Microsoft viewed this as fair practice in line with Statement of Position 97-2 issued by American Institute of Certified Public Accountants. However this change in accounting practice didn’t go well with a section of investment analysts and Security Exchange Commission. This was because:

  1. Investment analysts viewed that the huge reserve that was created over a period of time as “Unearned revenue” was holding back the company’s true potential. However Bill gates, CEO of Microsoft, considered that a conservative approach is good so as to keep a sufficient cash reserve in the best interests of employees and the industry fluctuations.
  2. SEC viewed it as a deliberate attempt to misrepresent the revenues so as to create a “cookie jar” which can be used for reporting better than actual numbers in bad times and correspondingly lowering the revenues earned during better times, thus giving an impression of smoothened earnings growth.

Accordingly SEC initiated its first ever investigation into Microsoft’s financial reporting practices since it viewed Microsoft’s practice as an intention to establish hidden reserve, manipulate its reported earnings in order to meet expectation and incorrectly reflect economics in the financial statements. The news of the investigation was though downplayed to a large extent by analysts. Analysis:

  1. The possible reason behind Microsoft deciding to not adopt SFAS 86 could be that a higher capitalization would result in higher profit being shown on the profit and loss statement. Microsoft being a conservative company didn’t want to give raise expectation of the analysts and investors by giving an impression of higher profits. Hence since the “technical feasibility” could be justified either ways using discretion, Microsoft chose to indicate that a larger proportion of the costs were incurred prior to establishing technical feasibility and hence the other costs related to the development are not materially significant, hence the entire costs is shown as expense.

    Thus using the justification that technological feasibility of product occurred sufficiently late in the development process and useful life of the product is short-lived, Microsoft was able to argue in favor of not “capitalizing” the costs and expensing them instead and use this for reporting higher expenses.

  2. The argument for Microsoft deferring to recognize a part of revenue at the point of sales was that say when a customer is buying software in 1996, they’re also buying the right to upgrades and customer support in 1997 and 1998. Hence a part of the sales needs to be considered as “Unearned revenue”. However the real reason for stashing a huge reserved as “Unearned revenue” appears to be meeting revenue and profit guidance. Microsoft has been the dominant player in the IT sector and hence it was able to stash enough reserves over good quarters by keeping a part of its sales as “Unearned revenue” that it could easily tide over a few bad quarters. The below graph gives a pictorial idea of the way how such a practice of deferring revenue can help in smoothening the reported revenue and hence manage external expectations/guidance.
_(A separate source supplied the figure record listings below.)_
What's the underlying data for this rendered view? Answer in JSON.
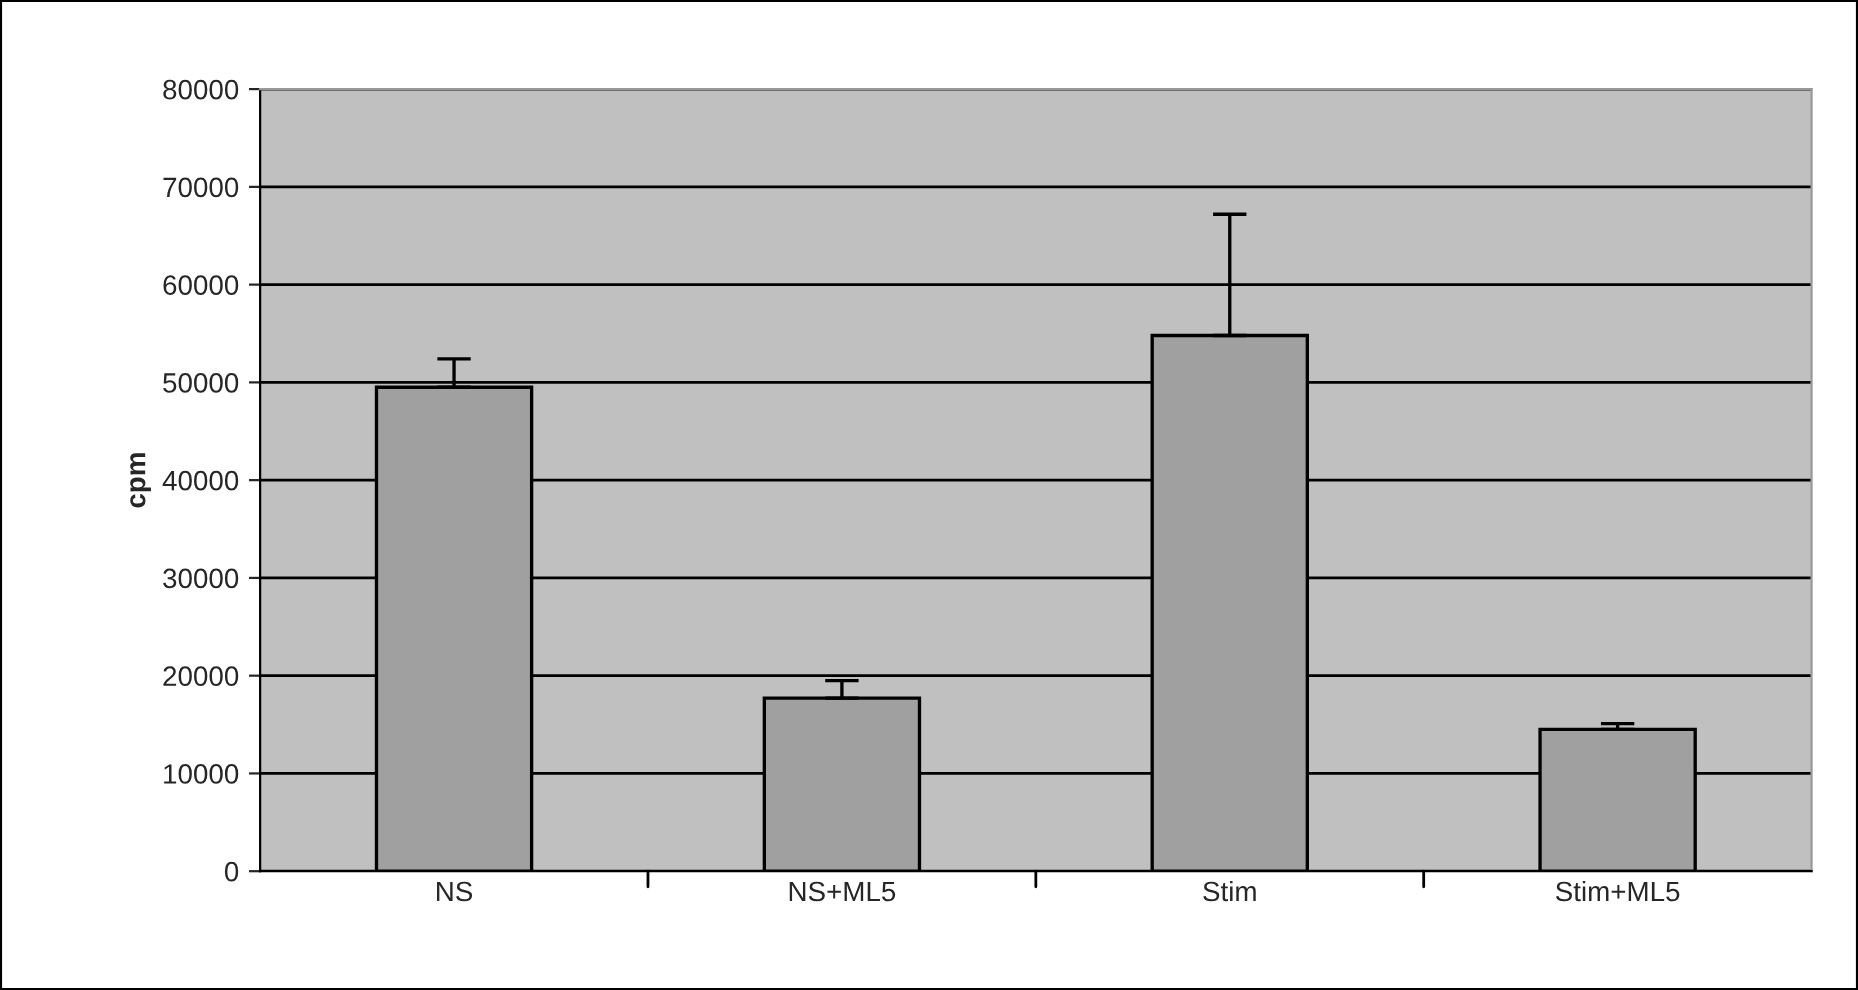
{
  "chart_data": {
    "type": "bar",
    "ylabel": "cpm",
    "categories": [
      "NS",
      "NS+ML5",
      "Stim",
      "Stim+ML5"
    ],
    "values": [
      49500,
      17700,
      54800,
      14500
    ],
    "errors": [
      [
        49500,
        52400
      ],
      [
        17700,
        19500
      ],
      [
        54800,
        67200
      ],
      [
        14500,
        15100
      ]
    ],
    "color": "#a0a0a0",
    "ylim": [
      0,
      80000
    ],
    "yticks": [
      0,
      10000,
      20000,
      30000,
      40000,
      50000,
      60000,
      70000,
      80000
    ],
    "grid": "y",
    "legend": false
  }
}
The above hypothetical graph shows how the “Unearned revenue” can be used to smoothen the earnings reported, so as to make the desired effect on the analysts and stock market. While the dotted line represents actual earning and has fluctuation, the smoothened line represents revenue reported by Microsoft using “Unearned revenue” and depicts a comparatively consistent growth. Overall capitalization practice appears to be more consistent with cash-basis accounting while revenue recognition practice appears to be more consistent with accrual accounting.

Broadly I consider both these policies as conservative as they result in reporting lower assets, higher liabilities and less income in the current period. While Microsoft has made some changes to its accounting practice since 1999(pursuant to AICPA SOP 98-9, by decreasing the percentage of revenues reported as “unearned revenue” and increasing the useful product life, it certainly is not an exceptional company in adopting such practices.

Companies like General Electric are also known to be conservative while reporting their revenues and employ creative accounting techniques.